Company may make reduction not otherwise authorised

  (1)   A company may reduce its share capital in a way that is not otherwise authorised by law if the reduction:

  (a)   is fair and reasonable to the company's shareholders as a whole; and

  (b)   does not materially prejudice the company's ability to pay its creditors; and

  (c)   is approved by shareholders under section   256C.

A cancellation of a share for no consideration is a reduction of share capital, but paragraph   (b) does not apply to this kind of reduction.

Note 1:   One of the ways in which a company might reduce its share capital is cancelling uncalled capital.
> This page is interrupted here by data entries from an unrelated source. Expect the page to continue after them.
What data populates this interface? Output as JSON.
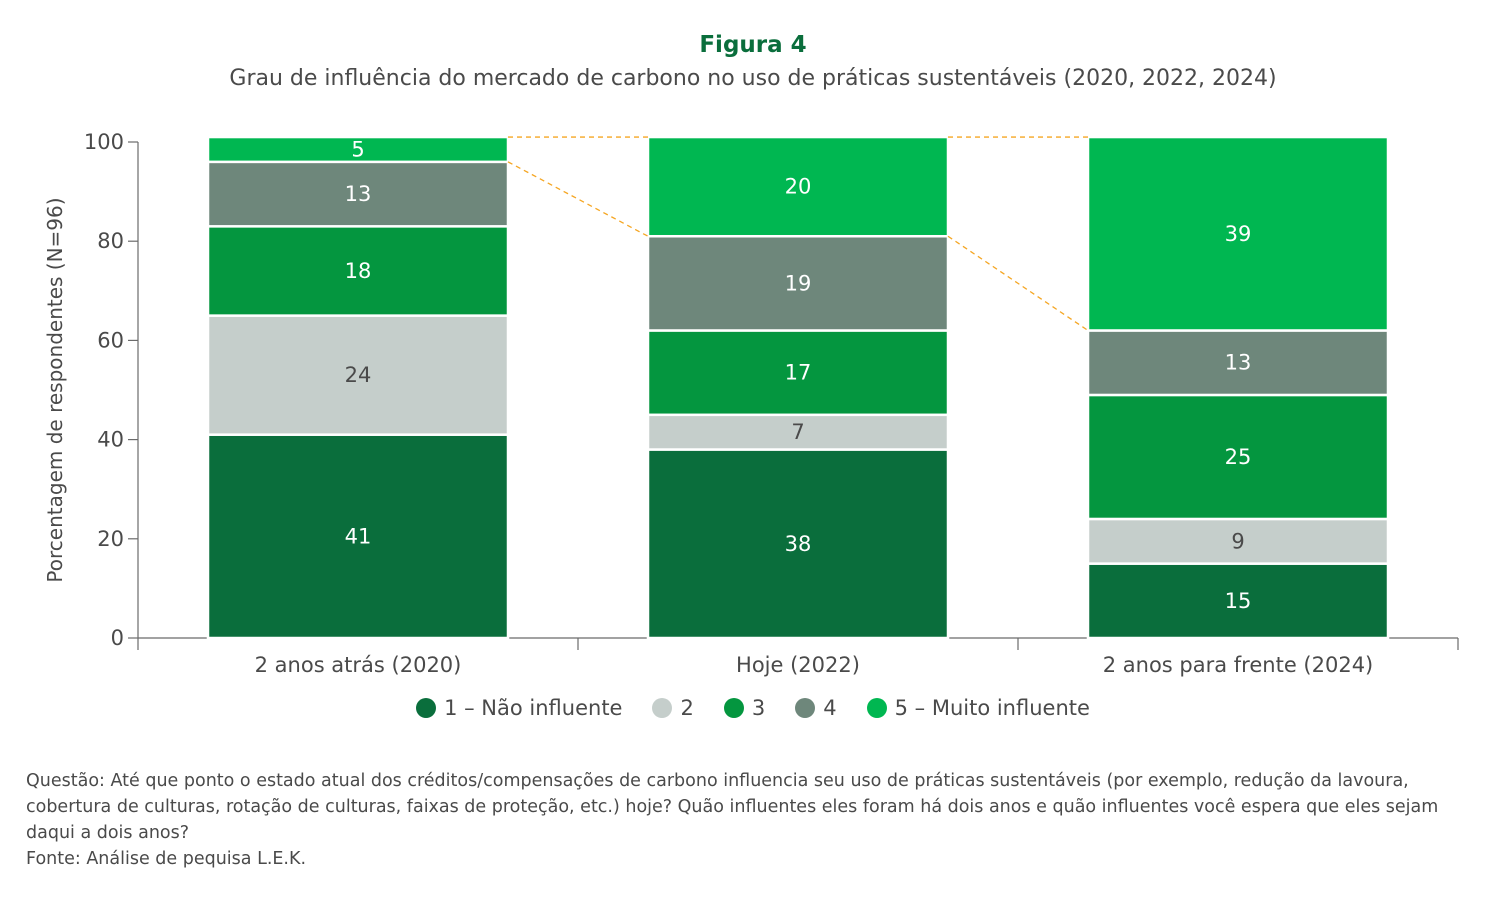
{
  "figure_label": "Figura 4",
  "title": "Grau de influência do mercado de carbono no uso de práticas sustentáveis (2020, 2022, 2024)",
  "chart_data": {
    "type": "bar",
    "stacked": true,
    "categories": [
      "2 anos atrás (2020)",
      "Hoje (2022)",
      "2 anos para frente (2024)"
    ],
    "series": [
      {
        "name": "1 – Não influente",
        "color": "#0a6e3c",
        "label_color": "#ffffff",
        "values": [
          41,
          38,
          15
        ]
      },
      {
        "name": "2",
        "color": "#c5cecb",
        "label_color": "#4a4a4a",
        "values": [
          24,
          7,
          9
        ]
      },
      {
        "name": "3",
        "color": "#04963f",
        "label_color": "#ffffff",
        "values": [
          18,
          17,
          25
        ]
      },
      {
        "name": "4",
        "color": "#6e877b",
        "label_color": "#ffffff",
        "values": [
          13,
          19,
          13
        ]
      },
      {
        "name": "5 – Muito influente",
        "color": "#00b751",
        "label_color": "#ffffff",
        "values": [
          5,
          20,
          39
        ]
      }
    ],
    "ylabel": "Porcentagem de respondentes (N=96)",
    "xlabel": "",
    "ylim": [
      0,
      100
    ],
    "yticks": [
      0,
      20,
      40,
      60,
      80,
      100
    ],
    "legend_position": "bottom",
    "connector_color": "#f5a623"
  },
  "notes": {
    "question": "Questão: Até que ponto o estado atual dos créditos/compensações de carbono influencia seu uso de práticas sustentáveis (por exemplo, redução da lavoura, cobertura de culturas, rotação de culturas, faixas de proteção, etc.) hoje? Quão influentes eles foram há dois anos e quão influentes você espera que eles sejam daqui a dois anos?",
    "source": "Fonte: Análise de pequisa L.E.K."
  }
}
Note 2:   Sections   258A - 258F deal with some of the other situations in which reductions of share capital are authorised. Subsection   254K(2) authorises capital reductions involved in the redemption of redeemable preference shares and subsection   257A(2) authorises reductions involved in share buy - backs.

Note 3:   For a director's duty to prevent insolvent trading on reductions of share capital, see section   588G.

Note 4:   For the criminal liability of a person dishonestly involved in a contravention of subsection   256D(1) based on this subsection, see subsection   256D(4). Section   79 defines involved .

Note 5:   A company may reduce its share capital for the purposes of the conversion and write - off provisions determined by APRA despite this Division (see Subdivision B of Division   1A of Part   II of the Banking Act 1959 , Division   2 of Part   IIIA of the Insurance Act 1973 and Division   1A of Part   10A of the Life Insurance Act 1995 ).

  (1A)   To avoid doubt, a cancellation of a partly - paid share is taken to be for consideration.

  (2)   The reduction is either an equal reduction or a selective reduction. The reduction is an equal reduction if:

  (a)   it relates only to ordinary shares; and

  (b)   it applies to each holder of ordinary shares in proportion to the number of ordinary shares they hold; and

  (c)   the terms of the reduction are the same for each holder of ordinary shares.

Otherwise, the reduction is a selective reduction .

  (3)   In applying subsection   (2), ignore differences in the terms of the reduction that are:

  (a)   attributable to the fact that shares have different accrued dividend entitlements; or

  (b)   attributable to the fact that shares have different amounts unpaid on them; or

  (c)   introduced solely to ensure that each shareholder is left with a whole number of shares.